Les élites qui doutent ou celles qui le sont
de façon auto- proclamées sans aucune légitimité, les adeptes de la bien-
pensance et de l’émotion qui ne s’assimilent pas au progrès et ne détiennent
pas la vérité n’ont pas à interdire au nom de ce qu’elles pensent ou qu’elles
croient bon, et à crier à titre préventif que ce n’est pas possible. Sinon
baissons les bras et ne nous lamentons plus.
L’état de
droit dont les conditions sont des élections libres, la séparation des pouvoirs
,la hiérarchie des normes, l’égalité
devant la loi, le respect des droits fondamentaux de l’individu, la laïcité qui
est une spécificité française, une
justice indépendante l’ensemble formant
avec ses valeurs qui viennent de
loin avec raison et justifications ce qui est la démocratie dans une république,
permet de prendre des dispositions
légales puissantes qui préservent les libertés du plus grand nombre et de
prévenir les actes les plus odieux. Il motive le refus des revendications les
plus incompatibles avec notre art de vivre. Il donne du réconfort et de
l’espoir aux citoyens qui veulent vivre en paix et savent de quoi sera fait le
futur. C’est rassurant. Comme d’habitude on criera au fascisme ou au totalitarisme rampant car on n’a pas peur des
mots en isme qui ne correspondent en rien à notre époque en France. On aime se
donner des frissons et des excuses pour ne rien faire. Pas de vagues sauf la 2ème
du covid !
Mais chacun constate que nos ennemis utilisent
nos armes légales et notre état de droit pour les retourner contre nous. Soyons courageux dans notre propre intérêt. Ne
renonçons pas sans combattre, essayons l’union et faisons-nous confiance.

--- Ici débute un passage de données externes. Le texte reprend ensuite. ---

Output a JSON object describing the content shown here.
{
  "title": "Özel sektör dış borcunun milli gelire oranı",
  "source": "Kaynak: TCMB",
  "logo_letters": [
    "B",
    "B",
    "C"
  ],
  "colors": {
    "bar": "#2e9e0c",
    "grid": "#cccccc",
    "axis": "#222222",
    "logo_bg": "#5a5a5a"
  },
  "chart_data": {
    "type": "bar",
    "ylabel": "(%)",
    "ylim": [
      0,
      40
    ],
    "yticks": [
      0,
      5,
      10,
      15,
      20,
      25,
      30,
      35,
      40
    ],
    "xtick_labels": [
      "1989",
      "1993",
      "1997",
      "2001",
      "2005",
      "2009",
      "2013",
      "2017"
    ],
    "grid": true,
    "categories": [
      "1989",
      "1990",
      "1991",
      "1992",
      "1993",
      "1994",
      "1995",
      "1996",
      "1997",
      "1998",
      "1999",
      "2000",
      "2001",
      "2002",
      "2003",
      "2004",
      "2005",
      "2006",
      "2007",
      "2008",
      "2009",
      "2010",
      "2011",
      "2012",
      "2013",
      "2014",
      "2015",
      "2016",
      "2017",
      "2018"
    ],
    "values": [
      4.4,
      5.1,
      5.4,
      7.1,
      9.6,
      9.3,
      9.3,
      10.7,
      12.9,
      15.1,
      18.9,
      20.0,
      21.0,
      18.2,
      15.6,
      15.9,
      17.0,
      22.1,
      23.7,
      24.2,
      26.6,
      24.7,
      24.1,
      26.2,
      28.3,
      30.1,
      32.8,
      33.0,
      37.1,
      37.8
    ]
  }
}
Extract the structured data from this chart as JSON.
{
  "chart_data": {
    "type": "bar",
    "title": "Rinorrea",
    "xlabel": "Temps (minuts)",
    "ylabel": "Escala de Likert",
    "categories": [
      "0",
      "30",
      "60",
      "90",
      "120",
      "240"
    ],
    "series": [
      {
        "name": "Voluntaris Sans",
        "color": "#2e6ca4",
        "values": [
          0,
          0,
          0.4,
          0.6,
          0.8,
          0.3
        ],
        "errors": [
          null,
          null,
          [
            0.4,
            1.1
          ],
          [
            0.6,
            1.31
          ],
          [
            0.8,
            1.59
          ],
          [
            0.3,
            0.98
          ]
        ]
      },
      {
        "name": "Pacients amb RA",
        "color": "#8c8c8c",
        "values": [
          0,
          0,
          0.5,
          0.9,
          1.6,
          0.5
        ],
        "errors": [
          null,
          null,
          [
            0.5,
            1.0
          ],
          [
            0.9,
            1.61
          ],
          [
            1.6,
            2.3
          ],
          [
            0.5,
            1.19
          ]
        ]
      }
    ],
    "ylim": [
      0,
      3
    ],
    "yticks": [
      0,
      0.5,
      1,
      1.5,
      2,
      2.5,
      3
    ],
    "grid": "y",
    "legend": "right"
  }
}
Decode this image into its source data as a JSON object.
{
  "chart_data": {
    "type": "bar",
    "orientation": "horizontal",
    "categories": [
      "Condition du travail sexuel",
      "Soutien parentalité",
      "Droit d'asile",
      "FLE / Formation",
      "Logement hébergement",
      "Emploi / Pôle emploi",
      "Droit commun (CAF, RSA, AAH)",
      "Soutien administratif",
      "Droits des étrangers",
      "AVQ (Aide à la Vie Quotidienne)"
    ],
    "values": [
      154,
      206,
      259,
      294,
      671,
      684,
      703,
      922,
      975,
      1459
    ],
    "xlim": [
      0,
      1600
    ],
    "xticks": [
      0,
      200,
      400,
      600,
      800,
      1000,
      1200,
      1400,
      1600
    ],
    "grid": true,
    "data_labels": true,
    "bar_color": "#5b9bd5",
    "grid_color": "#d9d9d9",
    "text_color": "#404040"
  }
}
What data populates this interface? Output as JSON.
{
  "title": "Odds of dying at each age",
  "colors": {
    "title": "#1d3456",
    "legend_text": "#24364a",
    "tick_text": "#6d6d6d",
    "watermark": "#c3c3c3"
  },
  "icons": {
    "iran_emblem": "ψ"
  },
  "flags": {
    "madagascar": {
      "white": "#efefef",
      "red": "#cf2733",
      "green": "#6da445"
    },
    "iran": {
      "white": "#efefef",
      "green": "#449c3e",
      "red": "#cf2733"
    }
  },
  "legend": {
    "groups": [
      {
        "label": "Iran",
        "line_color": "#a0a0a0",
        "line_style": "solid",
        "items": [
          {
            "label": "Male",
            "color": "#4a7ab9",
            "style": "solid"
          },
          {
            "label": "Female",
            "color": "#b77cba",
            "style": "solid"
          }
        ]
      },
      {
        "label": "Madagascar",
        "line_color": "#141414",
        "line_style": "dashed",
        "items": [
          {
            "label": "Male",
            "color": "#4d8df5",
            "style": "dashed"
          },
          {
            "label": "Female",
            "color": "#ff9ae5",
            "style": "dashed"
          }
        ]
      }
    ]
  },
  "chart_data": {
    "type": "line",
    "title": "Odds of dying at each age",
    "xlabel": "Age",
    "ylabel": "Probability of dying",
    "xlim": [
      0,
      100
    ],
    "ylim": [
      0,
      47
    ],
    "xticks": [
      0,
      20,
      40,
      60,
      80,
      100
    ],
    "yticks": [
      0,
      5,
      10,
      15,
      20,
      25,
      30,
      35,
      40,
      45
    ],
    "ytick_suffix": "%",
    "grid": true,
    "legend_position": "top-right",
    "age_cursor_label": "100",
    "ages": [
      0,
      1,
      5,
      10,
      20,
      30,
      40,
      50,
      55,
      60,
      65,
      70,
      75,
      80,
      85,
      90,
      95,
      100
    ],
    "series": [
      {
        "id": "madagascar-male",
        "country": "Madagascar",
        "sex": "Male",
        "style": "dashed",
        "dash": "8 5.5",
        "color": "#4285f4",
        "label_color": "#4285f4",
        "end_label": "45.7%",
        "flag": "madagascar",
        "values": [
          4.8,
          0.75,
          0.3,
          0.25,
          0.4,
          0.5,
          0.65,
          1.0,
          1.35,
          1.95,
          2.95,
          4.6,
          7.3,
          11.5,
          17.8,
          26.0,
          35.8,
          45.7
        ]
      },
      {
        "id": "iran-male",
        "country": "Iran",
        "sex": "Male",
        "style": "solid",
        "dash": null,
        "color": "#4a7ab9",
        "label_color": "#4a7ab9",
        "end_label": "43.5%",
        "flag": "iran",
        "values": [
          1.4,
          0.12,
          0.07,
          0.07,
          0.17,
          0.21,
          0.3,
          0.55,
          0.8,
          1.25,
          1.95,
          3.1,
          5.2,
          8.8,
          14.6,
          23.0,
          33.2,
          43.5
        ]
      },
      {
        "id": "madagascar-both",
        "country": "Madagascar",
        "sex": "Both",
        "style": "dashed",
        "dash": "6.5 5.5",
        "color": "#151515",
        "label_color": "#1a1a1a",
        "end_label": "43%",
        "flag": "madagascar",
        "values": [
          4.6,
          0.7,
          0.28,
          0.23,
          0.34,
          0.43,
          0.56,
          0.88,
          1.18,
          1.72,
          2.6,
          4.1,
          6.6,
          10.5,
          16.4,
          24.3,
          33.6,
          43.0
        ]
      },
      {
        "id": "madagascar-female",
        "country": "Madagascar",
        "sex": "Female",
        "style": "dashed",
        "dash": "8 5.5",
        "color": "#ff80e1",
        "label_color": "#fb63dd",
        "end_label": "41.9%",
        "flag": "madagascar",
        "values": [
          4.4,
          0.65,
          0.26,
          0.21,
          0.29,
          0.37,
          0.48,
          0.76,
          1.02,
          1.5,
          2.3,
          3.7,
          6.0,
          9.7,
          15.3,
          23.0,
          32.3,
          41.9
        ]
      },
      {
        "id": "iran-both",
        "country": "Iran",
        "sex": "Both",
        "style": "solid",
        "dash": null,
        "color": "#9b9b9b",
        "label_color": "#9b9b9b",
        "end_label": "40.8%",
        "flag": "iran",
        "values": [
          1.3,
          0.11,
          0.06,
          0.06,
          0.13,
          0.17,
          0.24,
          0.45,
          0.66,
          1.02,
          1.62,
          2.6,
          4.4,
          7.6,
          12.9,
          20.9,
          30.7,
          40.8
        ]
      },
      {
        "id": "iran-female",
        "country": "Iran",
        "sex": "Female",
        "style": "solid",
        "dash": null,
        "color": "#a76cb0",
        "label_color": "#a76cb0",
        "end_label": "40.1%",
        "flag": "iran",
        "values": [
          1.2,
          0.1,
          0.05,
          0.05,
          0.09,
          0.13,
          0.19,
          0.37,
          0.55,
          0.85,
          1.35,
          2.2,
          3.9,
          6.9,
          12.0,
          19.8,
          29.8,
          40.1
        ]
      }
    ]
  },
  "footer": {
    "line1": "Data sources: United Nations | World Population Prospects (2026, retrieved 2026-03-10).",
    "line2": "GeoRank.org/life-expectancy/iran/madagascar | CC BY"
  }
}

Prenons les mesures coercitives qui s’imposent, une loi pouvant toujours être
annulée dans l’avenir par une autre si les conditions ont changé sans pour
autant créer un état d’urgence ou d’exception sans oublier de s’appuyer sur la
morale et le bon sens ce qui fait largement défaut à ceux qui voient l’abandon
des libertés en tout et le pire à nos portes intérieures. Nos éminents juristes
du Conseil d’Etat et de la Cour de cassation sous l’œil attentif des sages du
conseil constitutionnel savent faire d’autant plus qu’ils n’ont pas à se
substituer aux politiques. L'autorité n’exclut ni l’empathie ni la lucidité ni l’audace nécessaire.
Il faut savoir ce que l’on veut et sortir
de ce cercle vicieux. Je l’avoue : je préfère viser et perturber quelques
individus et groupements sous le contrôle des tribunaux, que de laisser des
millions de citoyens aux prises des périls qui sont avérés. La fermeté d’ailleurs toute relative par
rapport à d’autres pays ou démocraties moins scrupuleux est compatible avec
l’état ou l’Etat de droit. Reprenons le
slogan de mai 68 : « soyons réalistes demandons l’impossible »
et surtout agissons.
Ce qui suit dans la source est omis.